Elle s’appelle Viviane. C’est une femme seule, de santé fragile. Sentant sa fin proche, perdue au milieu d’une forêt dans un campement souterrain, à peu près dénuée de tout et surtout de ce qui est connectable (téléphone, télé, ordinateur…) elle écrit. Un témoignage de ce qu’a été sa vie. Dans un autre monde, un autre temps pas si éloigné, elle était psychologue, elle aidait les personnes à se sortir de leurs angoisses et de leur mal-être. Elle aussi a souffert. née avec un poumon en moins, greffée encore enfant, puis plus tard d’un problème rénal, autre greffe… puis un oeil. Un corps qui part en lambeau. jusqu’à ce qu’elle décide d’arrêter. C’est à ce moment qu’elle comprendra ce qu’elle est en réalité.

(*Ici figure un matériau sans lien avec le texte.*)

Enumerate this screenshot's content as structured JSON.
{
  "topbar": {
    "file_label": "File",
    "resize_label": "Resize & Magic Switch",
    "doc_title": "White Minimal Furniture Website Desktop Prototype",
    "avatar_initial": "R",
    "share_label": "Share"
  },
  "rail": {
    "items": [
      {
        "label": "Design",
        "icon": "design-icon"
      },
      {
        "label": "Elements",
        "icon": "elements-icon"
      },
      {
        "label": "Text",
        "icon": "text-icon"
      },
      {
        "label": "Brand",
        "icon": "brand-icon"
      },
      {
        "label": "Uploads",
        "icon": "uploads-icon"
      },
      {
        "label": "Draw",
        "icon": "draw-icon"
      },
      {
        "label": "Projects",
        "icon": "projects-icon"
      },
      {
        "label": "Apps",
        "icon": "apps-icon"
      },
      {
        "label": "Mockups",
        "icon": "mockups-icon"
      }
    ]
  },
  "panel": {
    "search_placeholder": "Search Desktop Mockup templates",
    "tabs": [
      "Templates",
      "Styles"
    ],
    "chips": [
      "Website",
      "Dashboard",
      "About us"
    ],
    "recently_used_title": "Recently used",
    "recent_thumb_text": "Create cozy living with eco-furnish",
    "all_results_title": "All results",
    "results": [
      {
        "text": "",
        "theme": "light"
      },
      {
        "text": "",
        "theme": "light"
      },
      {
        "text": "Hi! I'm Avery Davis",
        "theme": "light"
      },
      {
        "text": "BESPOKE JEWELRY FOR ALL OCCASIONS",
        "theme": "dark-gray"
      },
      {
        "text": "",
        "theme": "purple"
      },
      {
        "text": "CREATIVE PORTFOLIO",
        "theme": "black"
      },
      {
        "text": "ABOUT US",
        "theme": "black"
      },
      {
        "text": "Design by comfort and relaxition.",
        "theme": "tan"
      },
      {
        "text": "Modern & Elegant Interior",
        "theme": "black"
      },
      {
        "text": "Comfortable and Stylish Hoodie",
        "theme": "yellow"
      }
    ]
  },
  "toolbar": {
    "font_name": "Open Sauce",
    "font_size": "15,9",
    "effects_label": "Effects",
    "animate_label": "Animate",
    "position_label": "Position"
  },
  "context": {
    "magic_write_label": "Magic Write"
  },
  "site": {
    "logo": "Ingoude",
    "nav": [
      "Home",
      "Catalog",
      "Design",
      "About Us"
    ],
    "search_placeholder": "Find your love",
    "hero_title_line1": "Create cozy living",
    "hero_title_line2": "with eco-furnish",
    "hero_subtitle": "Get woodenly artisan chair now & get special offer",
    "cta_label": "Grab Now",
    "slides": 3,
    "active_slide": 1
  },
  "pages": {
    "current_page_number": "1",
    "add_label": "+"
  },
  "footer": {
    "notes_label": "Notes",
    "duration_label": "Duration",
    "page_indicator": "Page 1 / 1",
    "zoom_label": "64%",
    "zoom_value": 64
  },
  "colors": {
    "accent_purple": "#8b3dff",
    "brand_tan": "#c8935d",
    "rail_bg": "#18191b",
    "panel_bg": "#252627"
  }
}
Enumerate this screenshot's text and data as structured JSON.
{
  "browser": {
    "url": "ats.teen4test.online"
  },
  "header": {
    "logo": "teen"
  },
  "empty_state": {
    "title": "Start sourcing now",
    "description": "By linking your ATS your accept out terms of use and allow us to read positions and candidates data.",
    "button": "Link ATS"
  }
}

Roman hallucinant aux allures post-apocalyptiques, Notre vie en forêt décrit un monde ancien qui a cessé d’exister, dépeuplé d’animaux, pollué au dernier degré, dans lequel évoluent les individus. Chacun a la possibilité de se « reconstruire », de changer ses pièces défectueuses, comme un coeur, des poumons, un foie… Les plus chanceux, la frange la plus riche de la population, a même droit à un clone, une « moitié », gardé dans un centre médical, une sorte de donneur d’organes permanent. pouvant être opéré à n’importe quel moment. Les moins chanceux se contentent d’une « jarre » avec quelques organes principaux. Depuis son enfance, Viviane rend visite à son clone qu’elle a baptisé Marie. Marie dort 24 heures sur 24. Marie lui ressemble comme deux gouttes d’eau, excepté qu’elle semble ne pas vieillir aussi vite. Et Marie est là pour fournir ses organes. Lorsqu’on annonce à Viviane qu’un de ses deux yeux est fichu et qu’elle doit le remplacer, elle renonce à l’opération pour ne pas défigurer sa moitié. C’est là qu’elle fuit dans les bois, retrouver un de ses anciens patients, le patient zéro qu’elle surnomme le cliqueur, parce qu’il passe sa vie à enseigner aux robots comment associer des images et des mots. En cliquant. Pour une société du futur entièrement mécanisée… Le cliqueur va lui faire comprendre la triste réalité du monde…
Il faut s’accrocher pour terminer ce roman sans aucun chapitre, sorte de journal intime aux accents parfois de galimatias, où la narratrice de l’histoire passe sans cesse du coq à l’âne dans une urgence vitale d’écriture. Une fois admis le contexte, on comprend mieux le pourquoi de cette façon d’écrire assez déroutante au départ. Marie Darrieussecq nous dépeint une société futuriste bien sombre, un monde qui n’est pas sans rappeler celui d’Isaac Assimov porté au cinéma dans I, Robot, mais aussi celui de Clones. Avec, peut-être malgré tout une lueur d’espoir: séparés de leur matrice, une fois l’apprentissage de la marche, de la parole et des fondamentaux, les « moitiés » se comportent comme des êtres humains normaux, se regroupants entre eux, ne pensant qu’à la vie dans ce qu’elle a de plus basique: manger, boire, dormir, faire l’amour. Un nécessaire renouveau de la civilisation?